To boost this, several major oil companies have shared plans to turn themselves into lower-carbon energy businesses. Although many of them have a long way to go, their large budgets, project management capabilities and engineering expertise means they could bring significant inroads in advancing offshore wind, hydrogen and carbon capture technology.
It is bolstering to see that, despite the economic disruption caused by Covid-19, the potential of new frontier energy technologies is still being explored by governments and businesses alike.

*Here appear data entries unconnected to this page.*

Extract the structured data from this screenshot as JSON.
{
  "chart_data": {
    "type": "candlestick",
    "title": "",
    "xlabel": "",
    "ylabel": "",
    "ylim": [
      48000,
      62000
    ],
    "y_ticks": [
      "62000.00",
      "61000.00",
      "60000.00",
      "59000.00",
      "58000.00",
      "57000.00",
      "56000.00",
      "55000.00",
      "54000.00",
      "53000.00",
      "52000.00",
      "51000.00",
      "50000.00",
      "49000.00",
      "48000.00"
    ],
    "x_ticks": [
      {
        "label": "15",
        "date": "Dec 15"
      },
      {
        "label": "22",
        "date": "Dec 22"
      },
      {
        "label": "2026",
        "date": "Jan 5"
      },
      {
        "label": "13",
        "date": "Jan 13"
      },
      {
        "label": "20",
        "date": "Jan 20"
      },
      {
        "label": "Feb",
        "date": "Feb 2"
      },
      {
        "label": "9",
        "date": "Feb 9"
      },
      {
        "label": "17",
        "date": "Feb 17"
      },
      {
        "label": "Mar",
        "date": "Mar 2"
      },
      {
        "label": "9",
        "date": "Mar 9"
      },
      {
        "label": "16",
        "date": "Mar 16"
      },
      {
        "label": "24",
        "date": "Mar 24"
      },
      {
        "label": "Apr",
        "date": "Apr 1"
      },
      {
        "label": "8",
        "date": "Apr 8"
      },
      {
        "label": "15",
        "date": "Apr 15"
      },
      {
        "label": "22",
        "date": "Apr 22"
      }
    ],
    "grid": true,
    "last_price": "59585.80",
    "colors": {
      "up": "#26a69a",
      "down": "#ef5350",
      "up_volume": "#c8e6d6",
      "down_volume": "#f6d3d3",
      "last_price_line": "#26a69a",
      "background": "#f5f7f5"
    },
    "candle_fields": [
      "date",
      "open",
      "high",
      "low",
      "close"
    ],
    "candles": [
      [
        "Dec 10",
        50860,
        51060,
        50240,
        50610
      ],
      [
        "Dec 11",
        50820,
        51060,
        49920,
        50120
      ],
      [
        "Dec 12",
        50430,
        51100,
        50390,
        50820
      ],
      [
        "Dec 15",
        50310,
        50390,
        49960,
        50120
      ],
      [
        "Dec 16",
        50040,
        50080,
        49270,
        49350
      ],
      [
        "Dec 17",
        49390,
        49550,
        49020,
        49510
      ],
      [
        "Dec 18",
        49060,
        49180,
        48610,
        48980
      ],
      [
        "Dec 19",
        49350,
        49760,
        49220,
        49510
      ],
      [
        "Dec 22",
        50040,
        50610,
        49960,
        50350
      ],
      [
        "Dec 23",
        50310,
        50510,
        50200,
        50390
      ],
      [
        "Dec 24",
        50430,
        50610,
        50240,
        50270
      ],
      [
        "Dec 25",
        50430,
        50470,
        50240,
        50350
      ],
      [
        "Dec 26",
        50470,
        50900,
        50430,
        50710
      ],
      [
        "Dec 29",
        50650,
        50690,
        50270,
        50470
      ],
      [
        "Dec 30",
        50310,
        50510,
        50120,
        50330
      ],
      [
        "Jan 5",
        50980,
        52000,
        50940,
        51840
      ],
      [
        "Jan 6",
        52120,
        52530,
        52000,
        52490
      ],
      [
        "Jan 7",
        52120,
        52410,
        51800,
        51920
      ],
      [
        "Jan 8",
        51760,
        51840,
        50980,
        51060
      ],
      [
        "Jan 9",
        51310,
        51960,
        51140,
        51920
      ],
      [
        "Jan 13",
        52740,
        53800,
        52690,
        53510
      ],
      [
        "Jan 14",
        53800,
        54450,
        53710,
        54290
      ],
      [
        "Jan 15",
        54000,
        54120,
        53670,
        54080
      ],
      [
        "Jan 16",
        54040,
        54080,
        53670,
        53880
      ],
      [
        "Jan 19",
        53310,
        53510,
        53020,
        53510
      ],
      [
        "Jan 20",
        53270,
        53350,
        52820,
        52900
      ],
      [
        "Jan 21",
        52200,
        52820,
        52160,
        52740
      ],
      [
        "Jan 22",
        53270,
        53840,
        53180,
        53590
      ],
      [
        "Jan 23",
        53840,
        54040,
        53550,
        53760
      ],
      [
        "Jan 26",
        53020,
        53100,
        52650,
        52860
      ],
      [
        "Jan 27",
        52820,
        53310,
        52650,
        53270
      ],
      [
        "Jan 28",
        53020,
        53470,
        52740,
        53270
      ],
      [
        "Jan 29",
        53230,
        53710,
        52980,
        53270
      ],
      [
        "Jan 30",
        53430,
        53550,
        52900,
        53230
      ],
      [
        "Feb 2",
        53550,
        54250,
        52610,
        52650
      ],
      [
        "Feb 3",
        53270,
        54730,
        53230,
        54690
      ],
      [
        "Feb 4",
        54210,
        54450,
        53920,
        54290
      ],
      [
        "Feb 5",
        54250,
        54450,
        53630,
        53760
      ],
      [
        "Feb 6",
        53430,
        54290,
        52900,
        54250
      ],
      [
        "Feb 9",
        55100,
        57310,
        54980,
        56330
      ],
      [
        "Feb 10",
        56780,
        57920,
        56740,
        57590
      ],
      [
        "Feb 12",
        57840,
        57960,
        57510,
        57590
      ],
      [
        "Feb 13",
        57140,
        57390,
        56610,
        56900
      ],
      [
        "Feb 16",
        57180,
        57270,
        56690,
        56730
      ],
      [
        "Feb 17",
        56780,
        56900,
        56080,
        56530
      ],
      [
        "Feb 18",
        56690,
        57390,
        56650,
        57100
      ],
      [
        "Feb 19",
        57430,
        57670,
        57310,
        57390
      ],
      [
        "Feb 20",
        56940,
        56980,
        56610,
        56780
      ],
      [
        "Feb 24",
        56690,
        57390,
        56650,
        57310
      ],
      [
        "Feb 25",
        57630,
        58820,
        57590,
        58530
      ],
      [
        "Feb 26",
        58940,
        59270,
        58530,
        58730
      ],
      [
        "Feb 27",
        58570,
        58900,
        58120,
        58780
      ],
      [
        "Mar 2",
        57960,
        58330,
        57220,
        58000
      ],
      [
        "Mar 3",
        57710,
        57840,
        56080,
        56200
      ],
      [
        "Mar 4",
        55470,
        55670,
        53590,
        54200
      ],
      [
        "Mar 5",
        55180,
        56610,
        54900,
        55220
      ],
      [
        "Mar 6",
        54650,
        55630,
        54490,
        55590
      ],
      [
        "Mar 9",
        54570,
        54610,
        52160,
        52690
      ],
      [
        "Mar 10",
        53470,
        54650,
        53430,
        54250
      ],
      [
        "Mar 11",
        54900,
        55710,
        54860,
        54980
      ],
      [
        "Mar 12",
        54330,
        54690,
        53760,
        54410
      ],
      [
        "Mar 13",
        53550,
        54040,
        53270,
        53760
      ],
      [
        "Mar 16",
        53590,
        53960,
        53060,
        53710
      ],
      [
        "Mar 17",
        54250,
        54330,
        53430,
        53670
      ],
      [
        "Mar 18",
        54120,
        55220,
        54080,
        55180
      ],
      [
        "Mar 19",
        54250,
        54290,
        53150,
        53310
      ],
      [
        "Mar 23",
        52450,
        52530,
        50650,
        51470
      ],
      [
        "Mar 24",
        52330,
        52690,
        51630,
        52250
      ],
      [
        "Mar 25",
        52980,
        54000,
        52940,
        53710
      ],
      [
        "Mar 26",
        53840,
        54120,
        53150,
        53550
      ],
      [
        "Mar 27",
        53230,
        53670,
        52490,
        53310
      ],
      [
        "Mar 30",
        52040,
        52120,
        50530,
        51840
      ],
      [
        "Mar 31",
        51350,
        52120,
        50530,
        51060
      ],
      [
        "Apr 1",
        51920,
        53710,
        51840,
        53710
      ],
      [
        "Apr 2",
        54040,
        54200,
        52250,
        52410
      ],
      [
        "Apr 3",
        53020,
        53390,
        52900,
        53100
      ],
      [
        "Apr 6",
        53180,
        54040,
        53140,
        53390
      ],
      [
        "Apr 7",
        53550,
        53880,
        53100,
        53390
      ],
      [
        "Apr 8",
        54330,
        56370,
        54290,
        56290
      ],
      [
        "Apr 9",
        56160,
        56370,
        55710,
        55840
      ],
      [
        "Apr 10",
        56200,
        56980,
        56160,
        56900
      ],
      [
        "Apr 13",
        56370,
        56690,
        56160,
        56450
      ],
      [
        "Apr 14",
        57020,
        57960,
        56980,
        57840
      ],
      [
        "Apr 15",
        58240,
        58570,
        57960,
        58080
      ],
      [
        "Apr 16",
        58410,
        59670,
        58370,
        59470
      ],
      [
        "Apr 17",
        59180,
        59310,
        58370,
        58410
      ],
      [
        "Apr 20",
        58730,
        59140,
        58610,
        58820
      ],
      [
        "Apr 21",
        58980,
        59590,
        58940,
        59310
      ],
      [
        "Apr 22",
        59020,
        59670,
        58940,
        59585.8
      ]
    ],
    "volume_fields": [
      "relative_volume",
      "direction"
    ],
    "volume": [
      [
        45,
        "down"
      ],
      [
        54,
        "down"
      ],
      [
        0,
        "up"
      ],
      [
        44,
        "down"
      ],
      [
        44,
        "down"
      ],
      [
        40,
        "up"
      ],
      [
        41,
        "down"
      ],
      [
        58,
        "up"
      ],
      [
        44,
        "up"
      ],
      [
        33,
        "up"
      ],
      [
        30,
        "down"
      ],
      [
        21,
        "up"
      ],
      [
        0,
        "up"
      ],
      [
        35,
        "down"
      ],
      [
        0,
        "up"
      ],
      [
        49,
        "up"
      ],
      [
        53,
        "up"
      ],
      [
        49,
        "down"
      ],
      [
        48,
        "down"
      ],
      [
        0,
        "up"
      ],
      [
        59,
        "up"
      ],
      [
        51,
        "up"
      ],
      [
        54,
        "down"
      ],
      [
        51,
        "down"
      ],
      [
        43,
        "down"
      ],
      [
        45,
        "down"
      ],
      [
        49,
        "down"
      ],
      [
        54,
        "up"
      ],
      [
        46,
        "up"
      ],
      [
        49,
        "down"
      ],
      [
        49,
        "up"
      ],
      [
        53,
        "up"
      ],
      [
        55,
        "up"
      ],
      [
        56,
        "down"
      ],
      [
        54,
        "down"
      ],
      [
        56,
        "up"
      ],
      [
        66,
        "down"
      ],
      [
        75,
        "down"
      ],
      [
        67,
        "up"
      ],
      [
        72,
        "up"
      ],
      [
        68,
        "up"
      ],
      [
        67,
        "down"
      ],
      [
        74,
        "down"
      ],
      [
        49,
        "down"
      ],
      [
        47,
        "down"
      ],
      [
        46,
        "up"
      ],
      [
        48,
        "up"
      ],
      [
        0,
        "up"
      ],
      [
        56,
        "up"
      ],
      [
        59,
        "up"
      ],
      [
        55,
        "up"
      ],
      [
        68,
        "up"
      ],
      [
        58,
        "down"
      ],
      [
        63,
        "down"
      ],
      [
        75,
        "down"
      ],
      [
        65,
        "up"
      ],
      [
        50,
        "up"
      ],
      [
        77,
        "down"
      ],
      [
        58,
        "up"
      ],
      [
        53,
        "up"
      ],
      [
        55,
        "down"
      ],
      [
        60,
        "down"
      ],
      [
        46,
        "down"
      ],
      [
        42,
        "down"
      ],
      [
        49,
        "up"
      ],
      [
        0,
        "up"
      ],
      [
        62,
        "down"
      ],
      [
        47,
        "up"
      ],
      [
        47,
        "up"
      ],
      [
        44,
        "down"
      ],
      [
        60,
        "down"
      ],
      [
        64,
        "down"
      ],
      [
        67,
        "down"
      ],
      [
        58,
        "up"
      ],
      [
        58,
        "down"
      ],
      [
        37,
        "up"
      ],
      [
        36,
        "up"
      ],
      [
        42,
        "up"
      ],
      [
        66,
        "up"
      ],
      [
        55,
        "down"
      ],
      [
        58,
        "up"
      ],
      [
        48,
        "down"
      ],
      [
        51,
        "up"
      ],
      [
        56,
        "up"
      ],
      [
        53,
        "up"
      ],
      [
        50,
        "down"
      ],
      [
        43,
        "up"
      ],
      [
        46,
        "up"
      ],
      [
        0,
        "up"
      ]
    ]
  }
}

Hydrogen, battery technology, advanced nuclear reactors and electric aircraft are all things being looked into.
In a great show of optimism for the oil and gas sector, despite COVID, Energy giant BP announced in October that it had returned to profit for the third quarter of 2020.
The firm released information that it had benefitted from the ‘absence of the huge write-offs and impairments which dented its previous results in August’. It also noted “some early signs of global economic recovery” but that the recovery was still “uncertain” and would be influenced by the potential further spread of the pandemic.
The announcement went on to state that the gradual recovery in oil demand seen since spring looked set to continue, led in parts by a strengthening demand in Asia.
Nothing shows optimism in the oil and gas sector than when innovation is embraced, and glimmers of industry advancements can be seen.
Unsurprisingly, city-state Singapore has found itself on the forefront of modernisation again as it is gathering global energy firms together in order to boost innovation in the oil and gas sector.
Shell, Chevron, ExxonMobil, and ConocoPhillips have combined forces with Enterprise Singapore in order to invite start-up businesses to pitch and testbed digital solutions that could resolve challenges in their sector. These solutions are specifically around robotics, sustainability, workflow, and asset management and could be a real game changer for the industry at a time when some people would prefer to focus on the negatives.